Ecommerce boosts logistics property investment in Europe

Ecommerce boosts logistics property investment in Europe

As ecommerce keeps on growing in Europe, investments in logistics property are also booming. Investors pumped 19.8 billion euros into properties such as warehousing and distribution hubs last year. This is a growth of 34% compared to the amount of money invested in logistics properties in 2013.

Financial Times writes, based on information from Property Data, that the UK leads the way in Europe, with investments in the sector increasing by 65% to 7.9 billion euros. The strongest proportional increase however, can be found at the UK’s neighboring country Ireland. There, investment in logistical properties rose 7,200 percent to 197 million euros, partly due to Asos opening a 18,000 square meters European hub in Berlin and now looking to double capacity. Other countries in Europe were investment in such property grew astonishingly are Finland (+849% to €1.14bn) and Spain (+273% to €608mn).
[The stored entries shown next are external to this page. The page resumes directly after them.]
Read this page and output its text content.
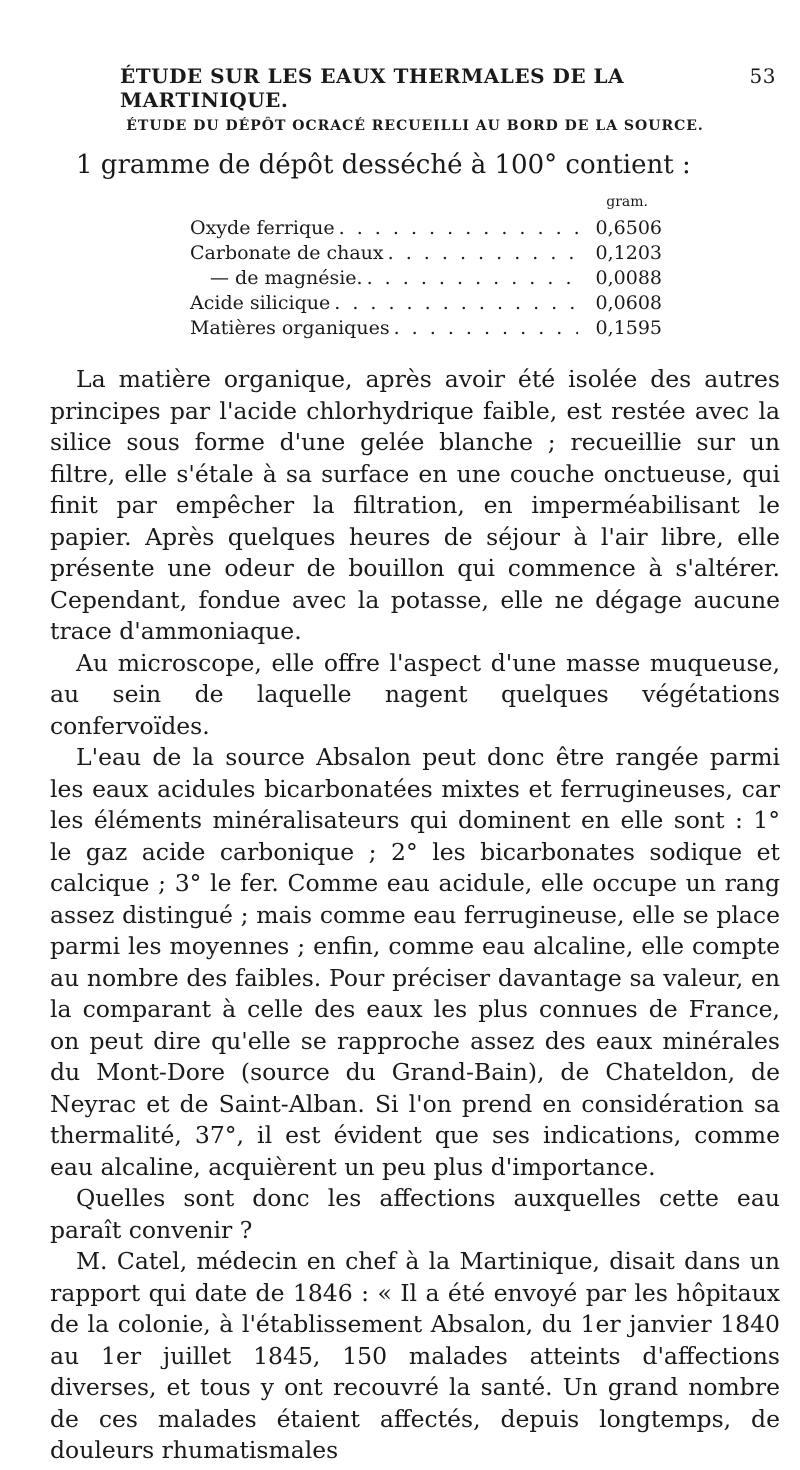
ÉTUDE SUR LES EAUX THERMALES DE LA MARTINIQUE.
53
ÉTUDE DU DÉPÔT OCRACÉ RECUEILLI AU BORD DE LA SOURCE.
1 gramme de dépôt desséché à 100° contient :
gram.
Oxyde ferrique . . .	0,6506
Carbonate de chaux . . .	0,1203
— de magnésie. . . .	0,0088
Acide silicique . . .	0,0608
Matières organiques . . .	0,1595

La matière organique, après avoir été isolée des autres principes par l'acide chlorhydrique faible, est restée avec la silice sous forme d'une gelée blanche ; recueillie sur un filtre, elle s'étale à sa surface en une couche onctueuse, qui finit par empêcher la filtration, en imperméabilisant le papier. Après quelques heures de séjour à l'air libre, elle présente une odeur de bouillon qui commence à s'altérer. Cependant, fondue avec la potasse, elle ne dégage aucune trace d'ammoniaque.

Au microscope, elle offre l'aspect d'une masse muqueuse, au sein de laquelle nagent quelques végétations confervoïdes.

L'eau de la source Absalon peut donc être rangée parmi les eaux acidules bicarbonatées mixtes et ferrugineuses, car les éléments minéralisateurs qui dominent en elle sont : 1° le gaz acide carbonique ; 2° les bicarbonates sodique et calcique ; 3° le fer. Comme eau acidule, elle occupe un rang assez distingué ; mais comme eau ferrugineuse, elle se place parmi les moyennes ; enfin, comme eau alcaline, elle compte au nombre des faibles. Pour préciser davantage sa valeur, en la comparant à celle des eaux les plus connues de France, on peut dire qu'elle se rapproche assez des eaux minérales du Mont-Dore (source du Grand-Bain), de Chateldon, de Neyrac et de Saint-Alban. Si l'on prend en considération sa thermalité, 37°, il est évident que ses indications, comme eau alcaline, acquièrent un peu plus d'importance.

Quelles sont donc les affections auxquelles cette eau paraît convenir ?

M. Catel, médecin en chef à la Martinique, disait dans un rapport qui date de 1846 : « Il a été envoyé par les hôpitaux de la colonie, à l'établissement Absalon, du 1er janvier 1840 au 1er juillet 1845, 150 malades atteints d'affections diverses, et tous y ont recouvré la santé. Un grand nombre de ces malades étaient affectés, depuis longtemps, de douleurs rhumatismales
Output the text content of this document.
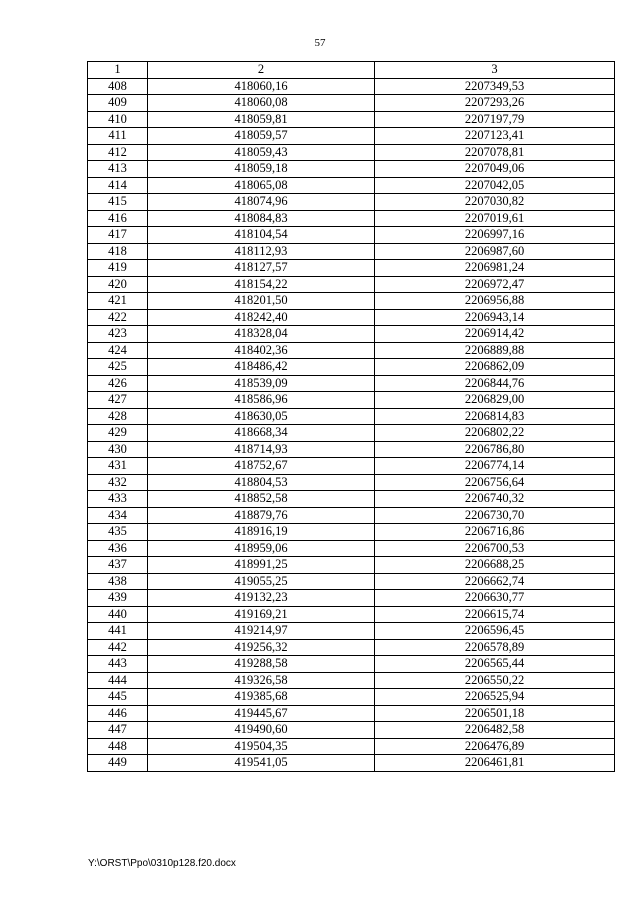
57
1	2	3
408	418060,16	2207349,53
409	418060,08	2207293,26
410	418059,81	2207197,79
411	418059,57	2207123,41
412	418059,43	2207078,81
413	418059,18	2207049,06
414	418065,08	2207042,05
415	418074,96	2207030,82
416	418084,83	2207019,61
417	418104,54	2206997,16
418	418112,93	2206987,60
419	418127,57	2206981,24
420	418154,22	2206972,47
421	418201,50	2206956,88
422	418242,40	2206943,14
423	418328,04	2206914,42
424	418402,36	2206889,88
425	418486,42	2206862,09
426	418539,09	2206844,76
427	418586,96	2206829,00
428	418630,05	2206814,83
429	418668,34	2206802,22
430	418714,93	2206786,80
431	418752,67	2206774,14
432	418804,53	2206756,64
433	418852,58	2206740,32
434	418879,76	2206730,70
435	418916,19	2206716,86
436	418959,06	2206700,53
437	418991,25	2206688,25
438	419055,25	2206662,74
439	419132,23	2206630,77
440	419169,21	2206615,74
441	419214,97	2206596,45
442	419256,32	2206578,89
443	419288,58	2206565,44
444	419326,58	2206550,22
445	419385,68	2206525,94
446	419445,67	2206501,18
447	419490,60	2206482,58
448	419504,35	2206476,89
449	419541,05	2206461,81
Y:\ORST\Ppo\0310p128.f20.docx
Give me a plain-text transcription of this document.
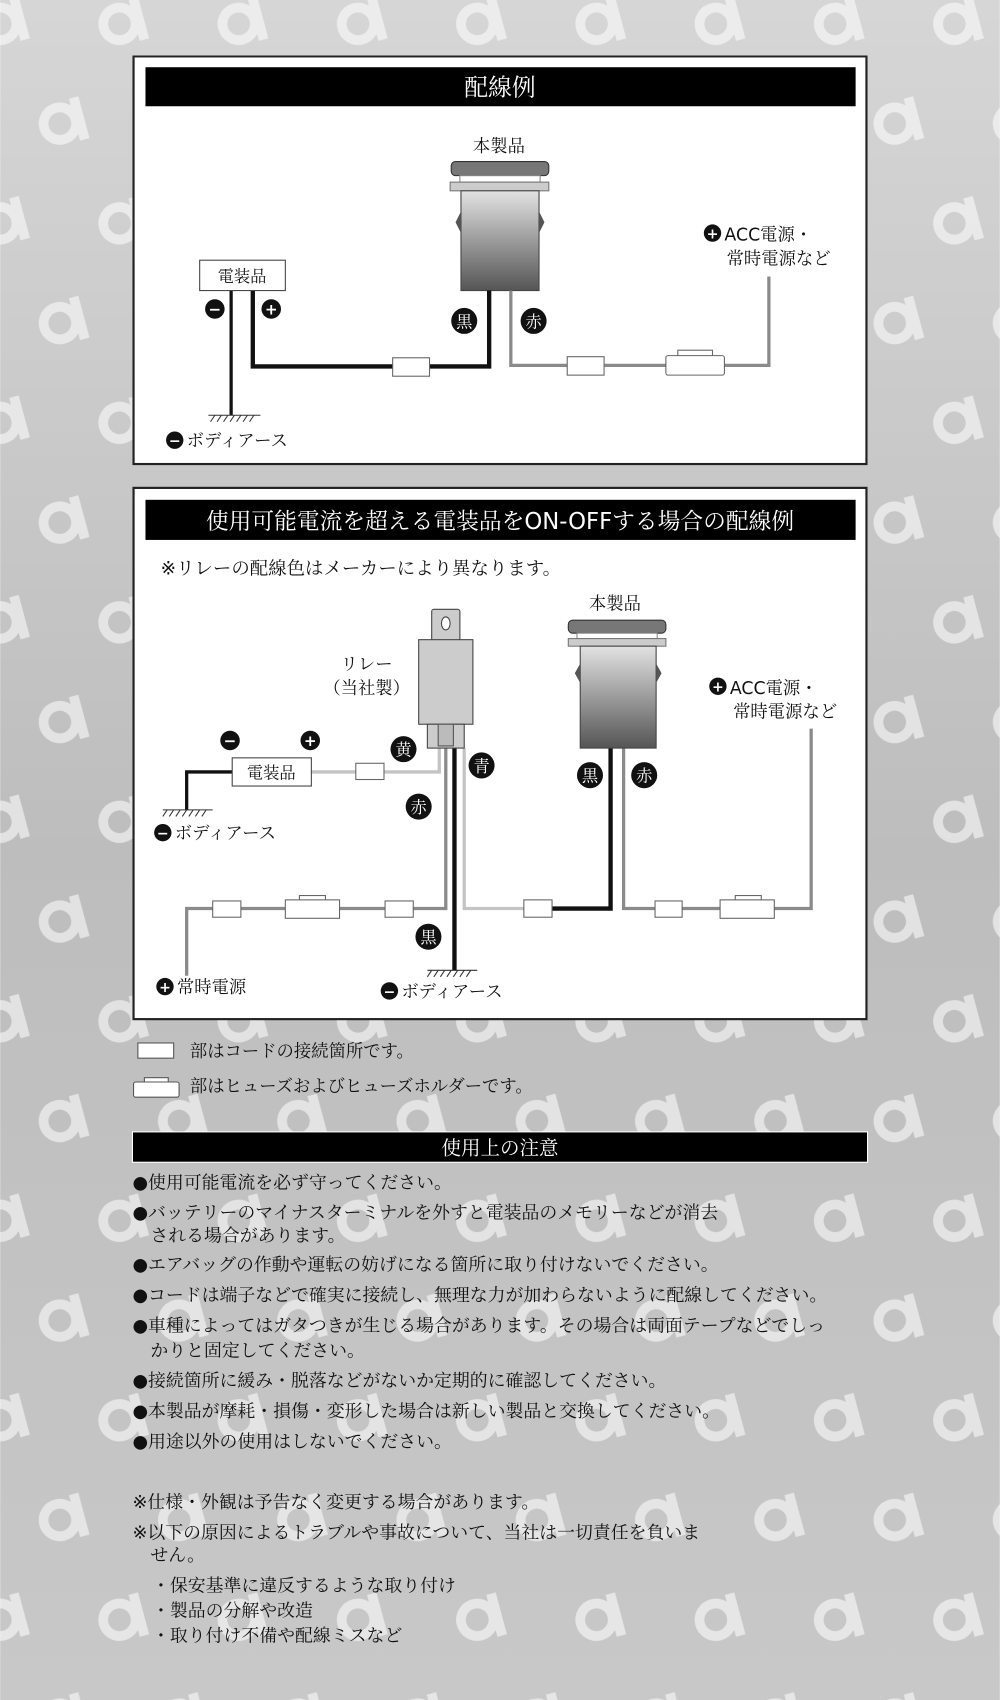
配線例
本製品
電装品
−	+
黒	赤
+ ACC電源・
常時電源など
− ボディアース
使用可能電流を超える電装品をON-OFFする場合の配線例
※リレーの配線色はメーカーにより異なります。
リレー
（当社製）
本製品
電装品
−	+	黄
青
赤
黒
黒	赤
+ ACC電源・
常時電源など
− ボディアース
+ 常時電源	− ボディアース
部はコードの接続箇所です。
部はヒューズおよびヒューズホルダーです。
使用上の注意
●使用可能電流を必ず守ってください。
●バッテリーのマイナスターミナルを外すと電装品のメモリーなどが消去
　される場合があります。
●エアバッグの作動や運転の妨げになる箇所に取り付けないでください。
●コードは端子などで確実に接続し、無理な力が加わらないように配線してください。
●車種によってはガタつきが生じる場合があります。その場合は両面テープなどでしっ
　かりと固定してください。
●接続箇所に緩み・脱落などがないか定期的に確認してください。
●本製品が摩耗・損傷・変形した場合は新しい製品と交換してください。
●用途以外の使用はしないでください。
※仕様・外観は予告なく変更する場合があります。
※以下の原因によるトラブルや事故について、当社は一切責任を負いま
　せん。
・保安基準に違反するような取り付け
・製品の分解や改造
・取り付け不備や配線ミスなど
UK popular destination for logistics property
The fact the amount of money pumped in European logistics properties grew so hard last year, may also have had something to do with Amazon securing 93,000 square meters of warehousing at Daventry, UK. It’s located in the UK midlands, in Northamptonshire and also called “the golden triangle”. “If you can get your goods to this point here, then your distribution costs are going to be competitive”, the managing director of a local logistics provider once told FT. Also last year, large British retailers like Next, Waitrose and Primark all committed to new warehouses larger than 83,000 square meters.

So the United Kingdom is a very popular destination for online (fashion) retailers looking to get their goods nearby their customers, but on the continent there are also some very popular places. Amazon for example is building five fulfilment centers in Poland and the Czech Republic, while the American retailer expanded its distribution center in Italy in May 2014, so it’s now 70,000 square meters big.

According to the Financial Times, investment was dominated by “out-of-town, supersized fulfilment centres larger than 46,000 sq mtr where products are stored and picked, as well as small parcel delivery centres in dense urban environments.”